Take a note book (I say a note book rather than a piece of paper as it is good to have a safe hard copy so you can reflect back on it whenever you need to). At the top of a fresh page write these words:

The voices in my head are saying…

Now I want you to keep this with you for at least a day. Whenever you have a negative or positive thought about something you are doing I want you to take the time to write it down (I don’t suggest you do this on a day when you have a lot of meetings as I am not sure others will fully get what you are doing).

At the end of the day, take the time to sit down and reflect on the things that your “voices” are saying. 

Mark next to the statements if they are positive or negative.

Then starting with the negative ones start to look at why you might be saying that to yourself. Where do you think it came from?

By doing this exercise, two things will start to happen:

  1. You will become conscious of the voices, and so you can start to take conscious control over their impact on your life and career. 
  2. Eventually, it will become automatic to counter negative talk with your own voice (still in your head or out loud) using a positive mantra.

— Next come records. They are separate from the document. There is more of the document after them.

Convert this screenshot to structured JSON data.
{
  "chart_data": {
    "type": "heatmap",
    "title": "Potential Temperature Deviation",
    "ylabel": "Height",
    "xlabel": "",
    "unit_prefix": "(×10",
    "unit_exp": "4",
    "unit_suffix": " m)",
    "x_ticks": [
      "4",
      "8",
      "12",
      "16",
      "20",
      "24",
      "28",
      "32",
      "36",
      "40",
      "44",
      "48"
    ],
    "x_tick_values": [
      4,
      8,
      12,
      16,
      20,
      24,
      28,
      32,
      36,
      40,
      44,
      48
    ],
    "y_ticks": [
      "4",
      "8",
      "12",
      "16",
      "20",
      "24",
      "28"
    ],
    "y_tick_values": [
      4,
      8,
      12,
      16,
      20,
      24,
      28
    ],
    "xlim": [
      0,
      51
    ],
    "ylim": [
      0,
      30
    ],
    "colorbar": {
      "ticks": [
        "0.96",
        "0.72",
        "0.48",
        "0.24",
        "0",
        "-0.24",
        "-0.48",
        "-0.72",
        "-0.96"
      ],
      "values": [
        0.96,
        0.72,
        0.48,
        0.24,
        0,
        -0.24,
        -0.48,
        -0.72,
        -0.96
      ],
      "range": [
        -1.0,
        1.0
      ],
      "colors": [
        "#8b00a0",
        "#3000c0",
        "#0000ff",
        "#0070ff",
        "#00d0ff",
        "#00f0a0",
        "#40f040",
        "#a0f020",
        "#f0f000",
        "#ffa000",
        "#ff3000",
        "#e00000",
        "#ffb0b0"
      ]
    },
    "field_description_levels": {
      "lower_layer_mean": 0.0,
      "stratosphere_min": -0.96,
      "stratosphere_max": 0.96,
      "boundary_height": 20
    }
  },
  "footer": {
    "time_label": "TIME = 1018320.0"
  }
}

Why is it so important for us to get to know and understand the voices in our heads? 

As I mentioned above you will be more conscious of what is happening, but you can also start to use the voices as a positive measure rather than a negative one.

As Tara Mohr talks about in her book Playing Big, we can use our positive voices to actually help not only imagine the future we want but to help work towards making it happen. We can’t do this if we are constantly letting those negative voices send us down false paths or take, what they tell us, is the only path we are capable of walking down.

It is in this way that these voices can sabotage our careers, businesses, and even our personal lives. They tell us we need to be in a certain place before we can do something, that we need to have certain qualifications and not to get “above ourselves” and our mind looks for all the “signs” around us that tell us that this is the case. So it is proven that what we are saying to ourselves is right. 

Oddly enough, those same signs can show us the way to achieving our success. We need to do it consciously.

At the end of the day, what we say to ourselves the most often will become what we get.

The question you need to ask yourself is:

What do you want and are you willing to do what you need to get it? including getting to know those voices in your head!